Power mad & slightly Preposterous

30.10.07

Whitey Tighty, Earthy Loosey.

I came home today to find a shovel propped up against the wall in the hallway.



...Which is not particularly strange to me. It fits in with the rest of our decor. Our hallway still looks like a 1920's crazy person's world-war-five-preparation bunker, complete with peeling walls and the occasional ultra future nutrition bar (aka Snickers wrappers) squirreled away ("dropped") in various corners.

What struck me as strange was the white pair of sneakers standing beside Andreas' and my more muddied shoes. As far as I'm concerned, only one kind of person white sneakers, and that's the the one with a so-called "fashion sense". When I say fashion sense I mean not so much fancy as stupid enough to spend the month's lunch money on a zebra tutu, regardless gender.

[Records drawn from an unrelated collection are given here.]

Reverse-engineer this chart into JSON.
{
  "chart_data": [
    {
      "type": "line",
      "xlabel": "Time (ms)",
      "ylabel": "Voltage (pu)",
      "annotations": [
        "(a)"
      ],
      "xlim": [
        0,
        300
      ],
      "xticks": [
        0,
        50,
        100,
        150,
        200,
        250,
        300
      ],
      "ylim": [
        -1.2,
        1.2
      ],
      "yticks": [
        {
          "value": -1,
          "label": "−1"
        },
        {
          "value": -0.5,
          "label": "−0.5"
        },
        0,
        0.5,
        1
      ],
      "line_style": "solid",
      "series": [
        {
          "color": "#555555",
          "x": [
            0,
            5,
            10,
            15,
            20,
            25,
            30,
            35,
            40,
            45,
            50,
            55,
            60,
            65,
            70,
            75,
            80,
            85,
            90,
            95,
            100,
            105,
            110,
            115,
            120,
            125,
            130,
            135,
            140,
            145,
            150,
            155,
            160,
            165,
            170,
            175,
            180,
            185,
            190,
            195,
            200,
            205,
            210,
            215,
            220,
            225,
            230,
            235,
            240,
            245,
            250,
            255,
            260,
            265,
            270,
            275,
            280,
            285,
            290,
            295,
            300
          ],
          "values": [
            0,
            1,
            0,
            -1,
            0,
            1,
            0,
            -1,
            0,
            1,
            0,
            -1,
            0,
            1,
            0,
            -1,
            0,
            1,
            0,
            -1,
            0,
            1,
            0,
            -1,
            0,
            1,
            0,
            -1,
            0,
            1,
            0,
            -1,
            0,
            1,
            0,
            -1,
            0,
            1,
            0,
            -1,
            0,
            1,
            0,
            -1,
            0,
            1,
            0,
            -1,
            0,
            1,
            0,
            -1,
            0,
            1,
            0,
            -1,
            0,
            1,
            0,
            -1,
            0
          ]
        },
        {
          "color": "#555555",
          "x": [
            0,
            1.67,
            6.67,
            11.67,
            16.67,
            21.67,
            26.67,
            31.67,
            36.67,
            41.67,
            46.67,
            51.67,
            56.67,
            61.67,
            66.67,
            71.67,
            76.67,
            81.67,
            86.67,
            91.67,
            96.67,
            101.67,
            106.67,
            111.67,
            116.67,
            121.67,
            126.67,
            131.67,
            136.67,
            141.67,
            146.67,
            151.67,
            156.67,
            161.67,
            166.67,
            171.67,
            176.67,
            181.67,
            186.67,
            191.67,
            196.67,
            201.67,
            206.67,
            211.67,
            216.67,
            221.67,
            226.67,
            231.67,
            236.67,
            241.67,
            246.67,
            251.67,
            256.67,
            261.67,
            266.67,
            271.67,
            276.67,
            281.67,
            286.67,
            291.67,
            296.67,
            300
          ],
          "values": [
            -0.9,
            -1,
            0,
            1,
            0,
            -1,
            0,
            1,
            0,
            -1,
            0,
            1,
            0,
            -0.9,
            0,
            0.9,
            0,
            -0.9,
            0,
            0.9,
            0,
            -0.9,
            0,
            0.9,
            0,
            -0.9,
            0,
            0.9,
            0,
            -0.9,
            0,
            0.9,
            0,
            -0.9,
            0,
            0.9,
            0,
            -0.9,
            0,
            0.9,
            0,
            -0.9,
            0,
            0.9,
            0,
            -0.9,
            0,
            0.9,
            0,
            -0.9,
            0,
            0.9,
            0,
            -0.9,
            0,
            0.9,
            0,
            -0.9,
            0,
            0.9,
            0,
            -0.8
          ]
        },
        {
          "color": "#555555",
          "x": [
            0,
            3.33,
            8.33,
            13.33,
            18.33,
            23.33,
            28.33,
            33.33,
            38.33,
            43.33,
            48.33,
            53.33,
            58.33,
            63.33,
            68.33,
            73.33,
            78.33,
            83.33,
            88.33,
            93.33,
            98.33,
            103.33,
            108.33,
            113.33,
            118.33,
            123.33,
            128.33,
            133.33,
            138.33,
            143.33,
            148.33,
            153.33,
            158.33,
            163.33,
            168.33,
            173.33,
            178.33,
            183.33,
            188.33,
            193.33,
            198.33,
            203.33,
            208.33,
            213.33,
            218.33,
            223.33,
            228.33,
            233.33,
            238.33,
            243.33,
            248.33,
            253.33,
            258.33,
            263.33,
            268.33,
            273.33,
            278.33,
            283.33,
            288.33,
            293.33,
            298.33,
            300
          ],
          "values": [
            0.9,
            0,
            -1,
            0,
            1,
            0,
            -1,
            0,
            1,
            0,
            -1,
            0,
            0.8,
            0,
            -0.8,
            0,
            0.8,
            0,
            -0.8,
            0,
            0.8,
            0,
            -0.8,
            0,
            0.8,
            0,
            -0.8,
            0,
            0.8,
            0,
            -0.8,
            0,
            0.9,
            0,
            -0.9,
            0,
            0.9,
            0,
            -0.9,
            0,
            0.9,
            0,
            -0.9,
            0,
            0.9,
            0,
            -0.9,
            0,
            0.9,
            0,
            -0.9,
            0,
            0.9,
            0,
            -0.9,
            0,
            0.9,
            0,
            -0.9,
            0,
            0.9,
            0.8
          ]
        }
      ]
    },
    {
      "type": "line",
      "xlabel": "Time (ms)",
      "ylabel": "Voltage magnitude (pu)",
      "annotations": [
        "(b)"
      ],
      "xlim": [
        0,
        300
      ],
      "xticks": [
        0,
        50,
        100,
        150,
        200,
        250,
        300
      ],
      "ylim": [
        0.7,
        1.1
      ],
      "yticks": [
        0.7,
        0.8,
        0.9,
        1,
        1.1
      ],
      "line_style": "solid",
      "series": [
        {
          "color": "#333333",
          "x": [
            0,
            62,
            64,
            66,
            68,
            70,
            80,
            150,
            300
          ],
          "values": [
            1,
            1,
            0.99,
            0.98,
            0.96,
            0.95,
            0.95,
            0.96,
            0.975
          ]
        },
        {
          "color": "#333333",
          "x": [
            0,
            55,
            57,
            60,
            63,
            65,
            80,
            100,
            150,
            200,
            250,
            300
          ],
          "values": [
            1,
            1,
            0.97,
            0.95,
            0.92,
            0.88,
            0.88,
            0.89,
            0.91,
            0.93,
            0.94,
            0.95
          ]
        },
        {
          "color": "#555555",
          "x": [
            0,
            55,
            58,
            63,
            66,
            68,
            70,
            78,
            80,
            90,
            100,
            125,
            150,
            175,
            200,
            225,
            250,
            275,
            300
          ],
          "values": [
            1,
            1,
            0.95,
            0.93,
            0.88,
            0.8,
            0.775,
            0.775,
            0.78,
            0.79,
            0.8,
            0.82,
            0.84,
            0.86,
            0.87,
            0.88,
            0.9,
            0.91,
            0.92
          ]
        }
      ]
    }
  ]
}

You know what sort of person I mean, the kind that buys a pair of sweat pants when sweat pants are in, wearing them with knee-high boots and tearing holes in the knees to make it look like he's not the last to discover the sweat [fat] pant fashion. He's been wearing sweat pants for years. See these scabbed knees? That's right baby, point is you can.

The kind of person who runs out and buys rice-paper beanies because Jean Paul Gaultier has discovered that models look really good wearing material that is both see-through and also edible. They strut down the catwalk hungrily staring at their breasts which are covered in all that delicious food, the shirt the proverbial carrot, nipples pointing the way. Gaultier pats himself on the back for the nicely presented bit of irony: verily, the Doris Lessing of the Lesser is More world.

The fashion slave is also the kind of person who wears white shoes in a muddy autumn world. It's rebellious. It's a Jesus-like "I can walk on water and not get my whitey Nike's wet" sort of mentality. It's unpractical, it's expensive. It's Homer, who's bought a spade with him today to go dig a hole in one of Stockholm's bigger parks tomorrow morning.

Apparently the trend he's following now is the blogging trend, the latest tool in his girl attracting plan. The more the page hits and comments - the larger his odds of meeting a femme fan with which to share his beenies.

In his latest blog he claimed that he was going to dig a hole in a large Stockholm park. His plan is to head out there at two am tonight and fulfill the promise. If I know Homer, he's not going to get up at two AM to dig that hole. He's going to get up at eleven AM, scratch himself, shuffle some snickers wrappers over the shovel and claim artistic freedoms when he crawls back into bed to dream about claiming blogger balls, garden tools, and other various hoes.